Salah satu momen paling emosional terjadi saat Cahaya memberi dukungan penuh kepada Afghanie As Sakha Hindarsah yang berlaga di cabang olahraga bulutangkis. Afghanie tampil impresif dan sukses mempersembahkan medali emas nomor tunggal putra.
Selain meraih emas, Afghanie juga sukses mendapatkan medali perak di nomor ganda campuran serta medali perunggu di sektor ganda. Cahaya mengaku larut dalam atmosfer pertandingan saat menyaksikan langsung perjuangan Afghanie di lapangan.
“Semangat dari tim dan juga teman-teman badminton, itu menyemangati Afghanie. Dukungan itu sangat terbayarkan dan sangat luar biasa. Saya benar-benar teriak sampai suara saya habis,” ujar Cahaya.
Tak hanya bulutangkis, dukungan Cahaya juga berlanjut ke cabang lain. Ia menyaksikan langsung penampilan Intan Cahaya Putri dan Davinca yang tampil dominan dan sukses meraih medali emas bagi Indonesia.

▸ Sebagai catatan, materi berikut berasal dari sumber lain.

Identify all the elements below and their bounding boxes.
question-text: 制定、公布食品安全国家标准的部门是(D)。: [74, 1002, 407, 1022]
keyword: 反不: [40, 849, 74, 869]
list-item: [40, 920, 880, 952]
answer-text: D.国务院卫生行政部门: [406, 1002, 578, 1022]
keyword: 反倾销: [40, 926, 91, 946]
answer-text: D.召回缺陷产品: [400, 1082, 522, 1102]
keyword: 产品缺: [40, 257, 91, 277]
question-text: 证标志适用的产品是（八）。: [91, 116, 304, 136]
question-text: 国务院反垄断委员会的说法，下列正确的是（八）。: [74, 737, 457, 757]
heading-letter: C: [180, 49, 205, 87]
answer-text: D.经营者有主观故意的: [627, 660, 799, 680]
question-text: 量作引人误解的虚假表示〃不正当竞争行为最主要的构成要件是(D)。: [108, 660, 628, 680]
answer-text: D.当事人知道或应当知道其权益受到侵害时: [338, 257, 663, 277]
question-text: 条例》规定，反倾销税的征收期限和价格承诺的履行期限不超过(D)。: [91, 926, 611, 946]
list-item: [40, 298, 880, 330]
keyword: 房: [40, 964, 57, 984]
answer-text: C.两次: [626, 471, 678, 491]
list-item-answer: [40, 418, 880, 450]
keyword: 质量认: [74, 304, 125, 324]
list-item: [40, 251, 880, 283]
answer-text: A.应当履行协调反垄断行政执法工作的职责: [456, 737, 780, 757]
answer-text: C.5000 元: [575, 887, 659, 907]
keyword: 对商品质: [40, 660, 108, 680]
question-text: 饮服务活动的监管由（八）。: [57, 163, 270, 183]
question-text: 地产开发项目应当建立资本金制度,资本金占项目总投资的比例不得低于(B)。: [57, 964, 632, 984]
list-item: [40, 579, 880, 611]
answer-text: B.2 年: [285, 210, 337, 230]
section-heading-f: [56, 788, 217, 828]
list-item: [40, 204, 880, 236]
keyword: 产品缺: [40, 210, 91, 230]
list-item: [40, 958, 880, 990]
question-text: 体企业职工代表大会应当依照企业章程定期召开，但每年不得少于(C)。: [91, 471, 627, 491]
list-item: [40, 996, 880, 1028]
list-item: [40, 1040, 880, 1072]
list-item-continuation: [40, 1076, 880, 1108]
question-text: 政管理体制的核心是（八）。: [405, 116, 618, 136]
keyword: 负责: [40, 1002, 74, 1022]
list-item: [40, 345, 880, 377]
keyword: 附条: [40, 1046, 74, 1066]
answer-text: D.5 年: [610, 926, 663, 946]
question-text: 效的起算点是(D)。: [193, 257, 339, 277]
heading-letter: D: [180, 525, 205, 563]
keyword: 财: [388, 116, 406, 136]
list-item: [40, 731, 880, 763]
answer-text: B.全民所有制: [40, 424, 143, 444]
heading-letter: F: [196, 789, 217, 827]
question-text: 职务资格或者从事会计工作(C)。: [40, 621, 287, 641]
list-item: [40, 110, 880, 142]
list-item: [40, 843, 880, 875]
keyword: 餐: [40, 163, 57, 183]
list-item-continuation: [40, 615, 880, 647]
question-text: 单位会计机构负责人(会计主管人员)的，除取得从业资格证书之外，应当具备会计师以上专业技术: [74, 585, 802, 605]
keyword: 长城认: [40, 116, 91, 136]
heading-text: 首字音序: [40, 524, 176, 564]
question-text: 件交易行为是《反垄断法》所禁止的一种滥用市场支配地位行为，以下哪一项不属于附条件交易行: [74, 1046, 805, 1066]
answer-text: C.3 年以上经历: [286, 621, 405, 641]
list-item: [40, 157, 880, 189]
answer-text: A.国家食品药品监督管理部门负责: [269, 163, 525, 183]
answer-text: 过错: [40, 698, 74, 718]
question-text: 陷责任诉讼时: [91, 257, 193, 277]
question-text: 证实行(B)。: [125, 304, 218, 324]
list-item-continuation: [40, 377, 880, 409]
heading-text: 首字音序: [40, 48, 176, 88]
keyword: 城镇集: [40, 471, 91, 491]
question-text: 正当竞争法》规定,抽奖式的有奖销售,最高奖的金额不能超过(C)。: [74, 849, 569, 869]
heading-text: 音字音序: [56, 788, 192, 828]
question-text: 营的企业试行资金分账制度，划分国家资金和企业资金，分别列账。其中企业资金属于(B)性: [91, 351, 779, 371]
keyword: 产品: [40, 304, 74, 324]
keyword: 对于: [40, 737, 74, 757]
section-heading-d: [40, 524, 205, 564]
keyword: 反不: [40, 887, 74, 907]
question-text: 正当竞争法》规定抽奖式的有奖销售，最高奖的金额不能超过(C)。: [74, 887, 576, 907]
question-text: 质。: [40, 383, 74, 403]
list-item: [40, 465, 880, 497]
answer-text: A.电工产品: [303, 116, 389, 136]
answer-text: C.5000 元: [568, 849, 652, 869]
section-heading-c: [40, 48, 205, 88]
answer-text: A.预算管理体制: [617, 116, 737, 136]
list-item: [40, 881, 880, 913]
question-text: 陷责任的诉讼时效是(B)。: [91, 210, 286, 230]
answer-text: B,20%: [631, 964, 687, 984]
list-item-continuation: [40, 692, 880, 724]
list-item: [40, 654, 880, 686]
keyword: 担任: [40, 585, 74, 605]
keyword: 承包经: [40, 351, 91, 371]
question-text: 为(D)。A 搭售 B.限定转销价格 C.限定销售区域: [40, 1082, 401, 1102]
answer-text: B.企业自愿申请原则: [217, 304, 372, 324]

Pada klasemen akhir perolehan medali, kontingen Indonesia finis di peringkat kelima dengan total 59 medali, terdiri atas 23 medali emas dan perak, serta 13 medali perunggu. Sementara itu, Uzbekistan keluar sebagai juara umum dengan raihan 99 emas, 57 perak, dan 41 perunggu.
Kehadiran Cahaya di arena pertandingan menjadi bukti dukungan moral dari ofisial memiliki peran penting dalam membakar semangat juang atlet muda Indonesia di level internasional.